Lower bound on the probability that a string has a fixed substring

59 Views Asked by At

Let us suppose we have a fixed bit string P of length $n$. We have to prove that there is a constant $k>0$, such that for any $n$, if we uniformly randomly generate a bit string $Q$ of length $k\cdot2^n$, the probability that $Q$ contains $P$ as a continuous substring is greater than 0.5, where the probability of getting a 0 is 0.5 (1 as well consequently).

My first intuition was defining a random variable $X$ as the number of occurrences of $P$ in $Q$ and using that $E[X]=(k\cdot 2^n-n+1)/2^n<k$. Then, we can represent our goal probability as $P[X\geq 1]$. However, using Markov inequality and its reverse results in either an upper bound or a lower bound too loose.

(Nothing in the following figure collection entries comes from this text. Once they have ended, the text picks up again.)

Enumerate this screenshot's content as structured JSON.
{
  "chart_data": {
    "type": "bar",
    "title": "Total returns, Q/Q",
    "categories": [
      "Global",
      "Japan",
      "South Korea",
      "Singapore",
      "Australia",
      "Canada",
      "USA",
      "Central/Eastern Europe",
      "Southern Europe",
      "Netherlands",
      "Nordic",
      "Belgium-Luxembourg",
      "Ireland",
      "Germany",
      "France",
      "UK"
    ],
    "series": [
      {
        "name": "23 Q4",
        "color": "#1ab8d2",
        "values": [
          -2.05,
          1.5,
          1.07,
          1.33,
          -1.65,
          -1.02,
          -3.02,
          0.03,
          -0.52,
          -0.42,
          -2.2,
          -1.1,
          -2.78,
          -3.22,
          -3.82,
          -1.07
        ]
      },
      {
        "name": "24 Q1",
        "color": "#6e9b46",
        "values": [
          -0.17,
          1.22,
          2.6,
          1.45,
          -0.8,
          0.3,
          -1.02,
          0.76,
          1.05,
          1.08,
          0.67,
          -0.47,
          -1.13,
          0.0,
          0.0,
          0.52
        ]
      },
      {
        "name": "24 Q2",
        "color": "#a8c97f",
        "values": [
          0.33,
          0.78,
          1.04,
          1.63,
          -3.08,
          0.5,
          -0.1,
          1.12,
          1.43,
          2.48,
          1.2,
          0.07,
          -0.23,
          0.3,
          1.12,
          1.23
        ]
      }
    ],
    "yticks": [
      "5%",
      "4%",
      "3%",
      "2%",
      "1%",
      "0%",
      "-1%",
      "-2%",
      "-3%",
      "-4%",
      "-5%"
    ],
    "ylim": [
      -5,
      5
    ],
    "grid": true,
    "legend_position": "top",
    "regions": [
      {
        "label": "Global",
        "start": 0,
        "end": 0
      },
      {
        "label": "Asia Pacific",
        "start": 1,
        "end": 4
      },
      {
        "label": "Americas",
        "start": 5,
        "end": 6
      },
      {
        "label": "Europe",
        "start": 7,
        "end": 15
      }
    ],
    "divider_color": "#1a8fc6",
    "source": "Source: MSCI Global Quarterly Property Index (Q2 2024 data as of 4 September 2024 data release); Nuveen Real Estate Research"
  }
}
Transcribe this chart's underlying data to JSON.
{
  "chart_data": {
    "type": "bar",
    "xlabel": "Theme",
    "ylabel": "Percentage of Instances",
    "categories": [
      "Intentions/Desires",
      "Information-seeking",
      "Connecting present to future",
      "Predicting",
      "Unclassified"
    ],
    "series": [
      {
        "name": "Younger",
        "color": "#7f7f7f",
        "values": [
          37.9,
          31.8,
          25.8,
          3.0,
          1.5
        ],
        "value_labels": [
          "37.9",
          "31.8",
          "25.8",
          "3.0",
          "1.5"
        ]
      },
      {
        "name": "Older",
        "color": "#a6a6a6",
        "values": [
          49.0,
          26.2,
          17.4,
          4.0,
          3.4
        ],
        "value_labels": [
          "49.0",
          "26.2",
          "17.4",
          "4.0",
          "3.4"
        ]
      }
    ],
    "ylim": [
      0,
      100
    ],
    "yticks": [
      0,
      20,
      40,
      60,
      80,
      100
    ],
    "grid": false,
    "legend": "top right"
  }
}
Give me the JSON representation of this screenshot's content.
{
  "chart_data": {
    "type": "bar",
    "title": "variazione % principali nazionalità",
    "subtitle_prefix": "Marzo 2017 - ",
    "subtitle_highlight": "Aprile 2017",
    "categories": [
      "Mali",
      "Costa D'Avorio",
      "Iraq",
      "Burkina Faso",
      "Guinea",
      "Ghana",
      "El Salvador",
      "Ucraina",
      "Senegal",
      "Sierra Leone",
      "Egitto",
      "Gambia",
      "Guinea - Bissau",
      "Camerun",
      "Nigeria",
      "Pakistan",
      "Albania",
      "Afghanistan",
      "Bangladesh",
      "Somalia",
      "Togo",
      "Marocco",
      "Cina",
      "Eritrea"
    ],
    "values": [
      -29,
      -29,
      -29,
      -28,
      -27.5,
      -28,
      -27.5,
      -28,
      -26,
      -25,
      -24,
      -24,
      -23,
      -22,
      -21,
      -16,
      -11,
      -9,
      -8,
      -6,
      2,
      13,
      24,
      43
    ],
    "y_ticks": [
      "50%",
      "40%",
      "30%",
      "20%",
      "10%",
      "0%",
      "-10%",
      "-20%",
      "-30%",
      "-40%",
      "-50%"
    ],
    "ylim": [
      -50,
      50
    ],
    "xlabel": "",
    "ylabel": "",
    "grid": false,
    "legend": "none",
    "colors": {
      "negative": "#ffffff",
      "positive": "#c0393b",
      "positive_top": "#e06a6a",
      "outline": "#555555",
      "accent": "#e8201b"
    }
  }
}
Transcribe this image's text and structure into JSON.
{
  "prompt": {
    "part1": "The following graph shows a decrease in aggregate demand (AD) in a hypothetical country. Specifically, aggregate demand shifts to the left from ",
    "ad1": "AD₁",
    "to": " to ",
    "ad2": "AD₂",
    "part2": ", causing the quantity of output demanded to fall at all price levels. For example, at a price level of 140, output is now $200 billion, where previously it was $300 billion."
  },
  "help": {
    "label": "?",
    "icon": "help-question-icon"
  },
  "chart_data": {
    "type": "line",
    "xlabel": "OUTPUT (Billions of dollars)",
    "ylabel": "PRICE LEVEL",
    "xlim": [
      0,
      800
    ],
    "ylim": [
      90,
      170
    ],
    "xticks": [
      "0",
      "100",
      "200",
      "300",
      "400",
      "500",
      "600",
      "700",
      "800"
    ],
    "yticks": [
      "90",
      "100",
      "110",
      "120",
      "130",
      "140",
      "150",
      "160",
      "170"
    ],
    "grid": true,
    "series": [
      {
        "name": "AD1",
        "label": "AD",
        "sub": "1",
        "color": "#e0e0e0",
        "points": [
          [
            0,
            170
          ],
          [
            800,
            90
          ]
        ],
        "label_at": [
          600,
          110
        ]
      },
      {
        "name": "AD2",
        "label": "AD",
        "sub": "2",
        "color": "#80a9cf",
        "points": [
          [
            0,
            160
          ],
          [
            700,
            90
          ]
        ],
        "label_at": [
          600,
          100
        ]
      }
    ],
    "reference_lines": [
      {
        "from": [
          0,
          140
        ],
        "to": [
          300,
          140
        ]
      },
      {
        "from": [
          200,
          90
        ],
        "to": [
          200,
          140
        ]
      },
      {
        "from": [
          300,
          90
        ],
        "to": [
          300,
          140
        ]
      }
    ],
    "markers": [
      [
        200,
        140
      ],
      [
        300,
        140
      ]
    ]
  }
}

In order to use Chebyshev's bounds, we would have to calculate the variance, which seems impossible to me as it depends on $P$. (Unless one can work with bounds of variance?)

Other things I have tried are:

  • Dividing the positions where the substring could start into independent cases, defining binomial variables, and trying to bring them back together. -> The bound seemed to be too loose.
  • Using Chernoff's bounds on the aforementioned binomial variables.

Another way one could prove the statement would be to show that there are $> 2^{k\cdot 2^n-1}$ bit strings of length $k\cdot 2^n$. Tried using the Inclusion-exclusion principle, but couldn't get anywhere.

I'm trying to find a solution that does not use Markov's chain for example, as we just have to show a lower bound instead of giving the exact probability.